Some unscalable marketing strategies include:
- Getting your friends and relatives to subscribe to your product
- Writing guest blog posts to link back to your software
- Engaging with potential customers on social media
- Giveaways and trial periods for using your product
- Getting covered by niche media
Once you’ve perfected your product and have a high level of confidence that it’s the best solution out there, you can evolve to scalable marketing strategies.
In this context, scalable means being able to generate massive growth with minimal effort. They also require resources other than effort, such as large financial investments.
These strategies are high-risk, high-reward. If your product isn’t established or if it’s still searching for product-market fit, these methods will yield zero results.
On the other hand, they can convert millions of prospects into customers if the moment is right.
In fact, one of the top venture capitalists of Silicon Valley, Andrew Chen, calls the moonshots because they represent your chance to reach for the moon.
Let’s look at some examples.
SEO. Achieving a good rank on Google can take years. But once you’re there, your place is pretty much secured and you can expect a massive amount of traffic.
For example, imagine trying to beat Trip Advisor and Booking.com to rank for the keyword “Aruba hotels.”
Paid acquisition allows you to essentially buy customers, which takes minimal effort but large investments to ensure your product stays visible.
The Google Ads network is a great example of paid acquisition. You pay for ads that attract millions of users who are looking for exactly what you’re selling.
Virality. If your product is good enough, it will spread like wildfire just by word of mouth. Think of social networks like Facebook. Facebook exploded because it was a revolutionary way for people to connect.
Outbound sales can generate massive revenue and customer growth. However, it takes a dedicated team which will eat up much of the revenue they create in salaries.
Clearly, your marketing strategy will develop over time.
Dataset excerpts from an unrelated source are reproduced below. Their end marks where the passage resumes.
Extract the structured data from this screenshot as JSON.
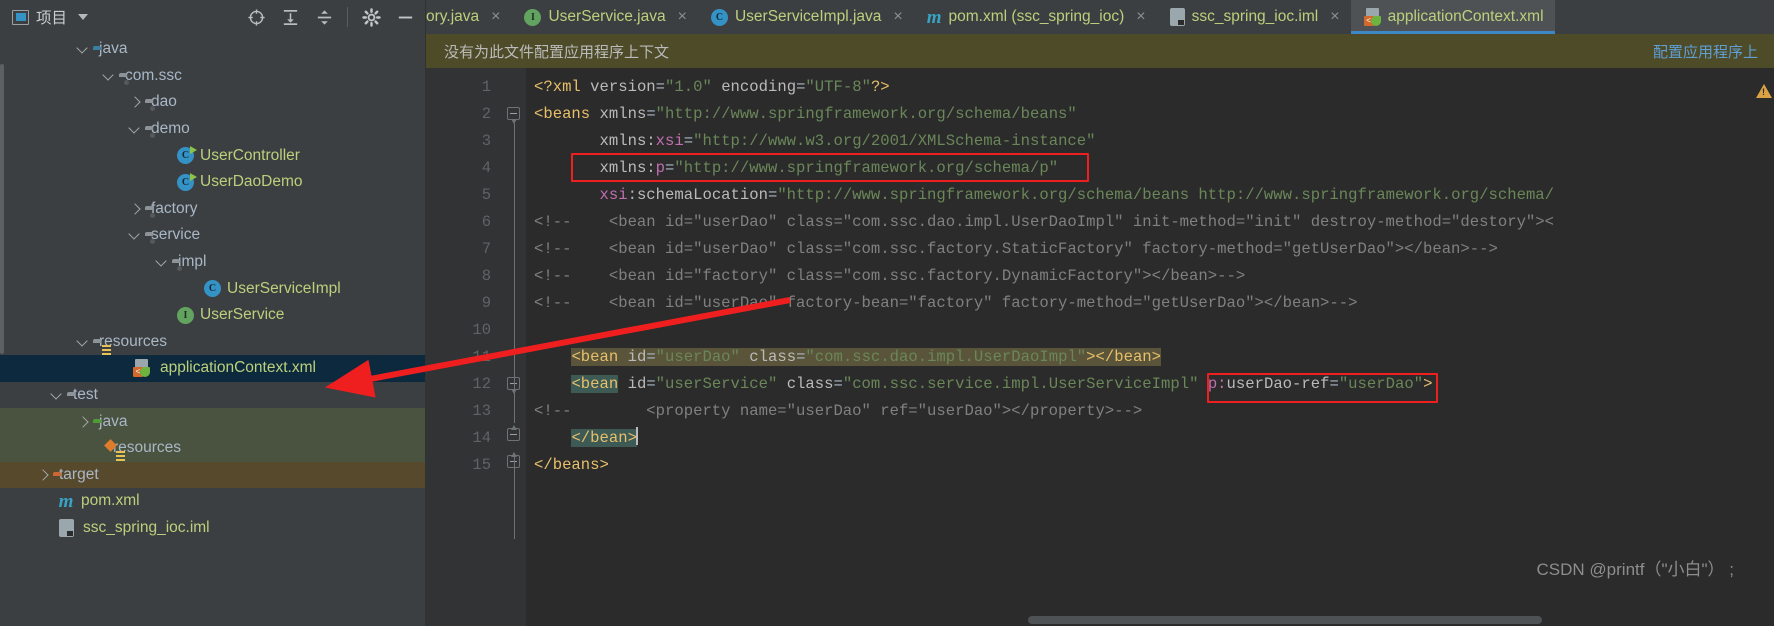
{
  "project_panel": {
    "title": "项目",
    "window_icon": "window-icon",
    "dropdown_icon": "chevron-down-icon",
    "toolbar": [
      {
        "name": "locate-icon",
        "label": ""
      },
      {
        "name": "expand-all-icon",
        "label": ""
      },
      {
        "name": "collapse-all-icon",
        "label": ""
      },
      {
        "name": "settings-gear-icon",
        "label": ""
      },
      {
        "name": "hide-minimize-icon",
        "label": ""
      }
    ],
    "tree": [
      {
        "label": "java",
        "indent": 4,
        "arrow": "down",
        "icon": "folder-blue",
        "color": "gray"
      },
      {
        "label": "com.ssc",
        "indent": 5,
        "arrow": "down",
        "icon": "folder-package",
        "color": "gray"
      },
      {
        "label": "dao",
        "indent": 6,
        "arrow": "right",
        "icon": "folder-package",
        "color": "gray"
      },
      {
        "label": "demo",
        "indent": 6,
        "arrow": "down",
        "icon": "folder-package",
        "color": "gray"
      },
      {
        "label": "UserController",
        "indent": 8,
        "arrow": "none",
        "icon": "class-runnable-icon",
        "color": "green"
      },
      {
        "label": "UserDaoDemo",
        "indent": 8,
        "arrow": "none",
        "icon": "class-runnable-icon",
        "color": "green"
      },
      {
        "label": "factory",
        "indent": 6,
        "arrow": "right",
        "icon": "folder-package",
        "color": "gray"
      },
      {
        "label": "service",
        "indent": 6,
        "arrow": "down",
        "icon": "folder-package",
        "color": "gray"
      },
      {
        "label": "impl",
        "indent": 7,
        "arrow": "down",
        "icon": "folder-package",
        "color": "gray"
      },
      {
        "label": "UserServiceImpl",
        "indent": 9,
        "arrow": "none",
        "icon": "class-icon",
        "color": "green"
      },
      {
        "label": "UserService",
        "indent": 8,
        "arrow": "none",
        "icon": "interface-icon",
        "color": "green"
      },
      {
        "label": "resources",
        "indent": 4,
        "arrow": "down",
        "icon": "folder-resources",
        "color": "gray"
      },
      {
        "label": "applicationContext.xml",
        "indent": 6,
        "arrow": "none",
        "icon": "spring-xml-icon",
        "color": "green",
        "state": "selected"
      },
      {
        "label": "test",
        "indent": 3,
        "arrow": "down",
        "icon": "folder-gray",
        "color": "gray"
      },
      {
        "label": "java",
        "indent": 5,
        "arrow": "right",
        "icon": "folder-green",
        "color": "gray",
        "state": "test-source"
      },
      {
        "label": "resources",
        "indent": 5,
        "arrow": "none",
        "icon": "folder-test-resources",
        "color": "gray",
        "state": "test-source"
      },
      {
        "label": "target",
        "indent": 2,
        "arrow": "right",
        "icon": "folder-orange",
        "color": "gray",
        "state": "excluded"
      },
      {
        "label": "pom.xml",
        "indent": 3,
        "arrow": "none",
        "icon": "maven-icon",
        "color": "green"
      },
      {
        "label": "ssc_spring_ioc.iml",
        "indent": 3,
        "arrow": "none",
        "icon": "iml-icon",
        "color": "green"
      }
    ]
  },
  "tabs": [
    {
      "label": "ory.java",
      "icon": "none",
      "close": "×",
      "active": false,
      "clipped": true
    },
    {
      "label": "UserService.java",
      "icon": "interface-icon",
      "close": "×",
      "active": false
    },
    {
      "label": "UserServiceImpl.java",
      "icon": "class-icon",
      "close": "×",
      "active": false
    },
    {
      "label": "pom.xml (ssc_spring_ioc)",
      "icon": "maven-icon",
      "close": "×",
      "active": false
    },
    {
      "label": "ssc_spring_ioc.iml",
      "icon": "iml-icon",
      "close": "×",
      "active": false
    },
    {
      "label": "applicationContext.xml",
      "icon": "spring-xml-icon",
      "close": "",
      "active": true
    }
  ],
  "notification": {
    "message": "没有为此文件配置应用程序上下文",
    "action_label": "配置应用程序上",
    "background": "#4e4b29"
  },
  "editor": {
    "line_numbers": [
      "1",
      "2",
      "3",
      "4",
      "5",
      "6",
      "7",
      "8",
      "9",
      "10",
      "11",
      "12",
      "13",
      "14",
      "15"
    ],
    "lines": [
      "<?xml version=\"1.0\" encoding=\"UTF-8\"?>",
      "<beans xmlns=\"http://www.springframework.org/schema/beans\"",
      "       xmlns:xsi=\"http://www.w3.org/2001/XMLSchema-instance\"",
      "       xmlns:p=\"http://www.springframework.org/schema/p\"",
      "       xsi:schemaLocation=\"http://www.springframework.org/schema/beans http://www.springframework.org/schema/",
      "<!--    <bean id=\"userDao\" class=\"com.ssc.dao.impl.UserDaoImpl\" init-method=\"init\" destroy-method=\"destory\"><",
      "<!--    <bean id=\"userDao\" class=\"com.ssc.factory.StaticFactory\" factory-method=\"getUserDao\"></bean>-->",
      "<!--    <bean id=\"factory\" class=\"com.ssc.factory.DynamicFactory\"></bean>-->",
      "<!--    <bean id=\"userDao\" factory-bean=\"factory\" factory-method=\"getUserDao\"></bean>-->",
      "",
      "    <bean id=\"userDao\" class=\"com.ssc.dao.impl.UserDaoImpl\"></bean>",
      "    <bean id=\"userService\" class=\"com.ssc.service.impl.UserServiceImpl\" p:userDao-ref=\"userDao\">",
      "<!--        <property name=\"userDao\" ref=\"userDao\"></property>-->",
      "    </bean>",
      "</beans>"
    ],
    "warning_icon": "warning-triangle-icon",
    "watermark": "CSDN @printf（\"小白\"）  ;"
  },
  "annotations": {
    "highlight_rect_1": "xmlns:p namespace declaration",
    "highlight_rect_2": "p:userDao-ref attribute",
    "arrow": "red-arrow-pointing-to-applicationContext-xml",
    "color": "#f01f1f"
  }
}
As your company advances, it will take less and less effort to generate bigger gains.
This will take a lot of effort and investment, so it’s best to start as soon as possible.
SaaS startups have their work cut out for them, there’s no doubt about that.
To make it in the modern dog-eat-dog world of business, they need to develop a unique product that solves a major problem shared by many people.
They also need to find proper financing and come up with a memorable brand and effective marketing strategy that will attract customers.
Hopefully, this article has given you a good place to start and useful information for every stage of your journey.
All that’s left for you is to take a leap of faith and start turning your world-changing idea into reality!